Using Kepler Data to Plot a Light Curve


This notebook tutorial demonstrates the process of loading and extracting information from Kepler light curve FITS files to plot a light curve and display the photometric aperture. light_curve_tres2

Table of Contents


[Introduction](#intro_ID)
[Imports](#imports_ID)
[Getting the Data](#data_ID)
[Reading FITS Extensions](#header_ID)
[Plotting a Light Curve](#lightcurve_ID)
[The Aperture Extension](#aperture_ID)
[Additional Resources](#resources_ID)
[About this Notebook](#about_ID)

Introduction

Light curve background: A light curve is a plot of flux versus time that shows the variability of light output from an object. This is one way to find planets periodically transitting a star. The light curves made here will plot the corrected and uncorrected fluxes from Kepler data of object KIC 11446443 (TRES-2).

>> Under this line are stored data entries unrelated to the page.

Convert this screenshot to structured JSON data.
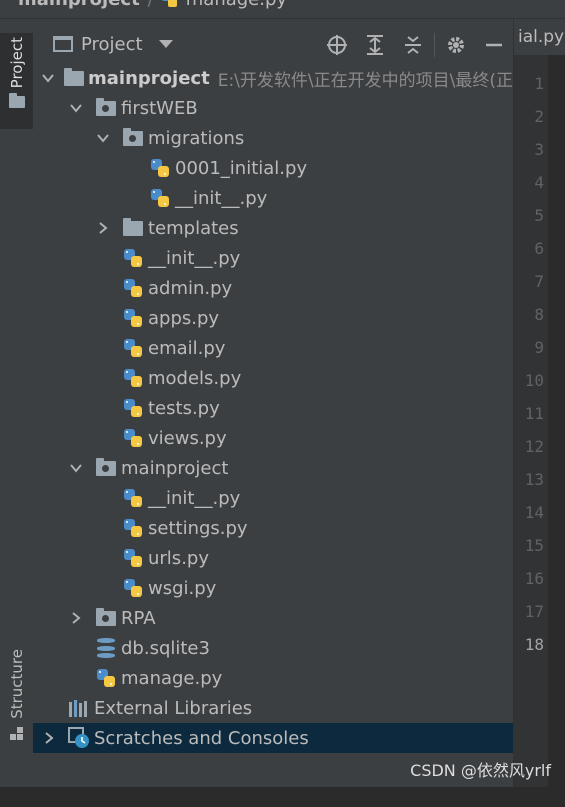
{
  "breadcrumb": {
    "project": "mainproject",
    "file": "manage.py"
  },
  "toolstrip": {
    "project_tab": "Project",
    "structure_tab": "Structure"
  },
  "panel": {
    "title": "Project"
  },
  "tree": [
    {
      "depth": 0,
      "expanded": true,
      "icon": "folder-icon",
      "label": "mainproject",
      "bold": true,
      "path": "E:\\开发软件\\正在开发中的项目\\最终(正"
    },
    {
      "depth": 1,
      "expanded": true,
      "icon": "package-folder-icon",
      "label": "firstWEB"
    },
    {
      "depth": 2,
      "expanded": true,
      "icon": "package-folder-icon",
      "label": "migrations"
    },
    {
      "depth": 3,
      "icon": "python-file-icon",
      "label": "0001_initial.py"
    },
    {
      "depth": 3,
      "icon": "python-file-icon",
      "label": "__init__.py"
    },
    {
      "depth": 2,
      "expanded": false,
      "icon": "folder-icon",
      "label": "templates"
    },
    {
      "depth": 2,
      "icon": "python-file-icon",
      "label": "__init__.py"
    },
    {
      "depth": 2,
      "icon": "python-file-icon",
      "label": "admin.py"
    },
    {
      "depth": 2,
      "icon": "python-file-icon",
      "label": "apps.py"
    },
    {
      "depth": 2,
      "icon": "python-file-icon",
      "label": "email.py"
    },
    {
      "depth": 2,
      "icon": "python-file-icon",
      "label": "models.py"
    },
    {
      "depth": 2,
      "icon": "python-file-icon",
      "label": "tests.py"
    },
    {
      "depth": 2,
      "icon": "python-file-icon",
      "label": "views.py"
    },
    {
      "depth": 1,
      "expanded": true,
      "icon": "package-folder-icon",
      "label": "mainproject"
    },
    {
      "depth": 2,
      "icon": "python-file-icon",
      "label": "__init__.py"
    },
    {
      "depth": 2,
      "icon": "python-file-icon",
      "label": "settings.py"
    },
    {
      "depth": 2,
      "icon": "python-file-icon",
      "label": "urls.py"
    },
    {
      "depth": 2,
      "icon": "python-file-icon",
      "label": "wsgi.py"
    },
    {
      "depth": 1,
      "expanded": false,
      "icon": "package-folder-icon",
      "label": "RPA"
    },
    {
      "depth": 1,
      "icon": "database-icon",
      "label": "db.sqlite3"
    },
    {
      "depth": 1,
      "icon": "python-file-icon",
      "label": "manage.py"
    },
    {
      "depth": 0,
      "icon": "libraries-icon",
      "label": "External Libraries"
    },
    {
      "depth": 0,
      "expanded": false,
      "icon": "scratches-icon",
      "label": "Scratches and Consoles",
      "selected": true
    }
  ],
  "editor": {
    "tab_label": "ial.py",
    "line_numbers": [
      "1",
      "2",
      "3",
      "4",
      "5",
      "6",
      "7",
      "8",
      "9",
      "10",
      "11",
      "12",
      "13",
      "14",
      "15",
      "16",
      "17",
      "18"
    ],
    "current_line": "18"
  },
  "colors": {
    "panel_bg": "#3c3f41",
    "editor_bg": "#2b2b2b",
    "selection": "#0d293e",
    "folder": "#9aa7b0"
  },
  "watermark": "CSDN @依然风yrlf"
}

Some notes about the file: kplr_011446443-2009131110544_slc.fits
The filename contains phrases for identification, where

  • kplr = Kepler
  • 011446443 = Kepler ID number
  • 2009131110544 = year 2009, day 131, time 11:05:44
  • slc = short cadence

Defining some terms:

  • Cadence: the frequency with which summed data are read out. Files are either short cadence (a 1 minute sum) or long cadence (a 30 minute sum).
  • SAP Flux: Simple Aperture Photometry flux; flux after summing the calibrated pixels within the optimal aperture
  • PDCSAP Flux: Pre-search Data Conditioned Simple Aperture Photometry; these are the flux values nominally corrected for instrumental variations.
  • BJD: Barycentric Julian Day; this is the Julian Date that has been corrected for differences in the Earth's position with respect to the Solar System Barycentre (center of mass of the Solar System).
  • HDU: Header Data Unit; a FITS file is made up of Header or Data units that contain information, data, and metadata relating to the file. The first HDU is called the primary, and anything that follows is considered an extension.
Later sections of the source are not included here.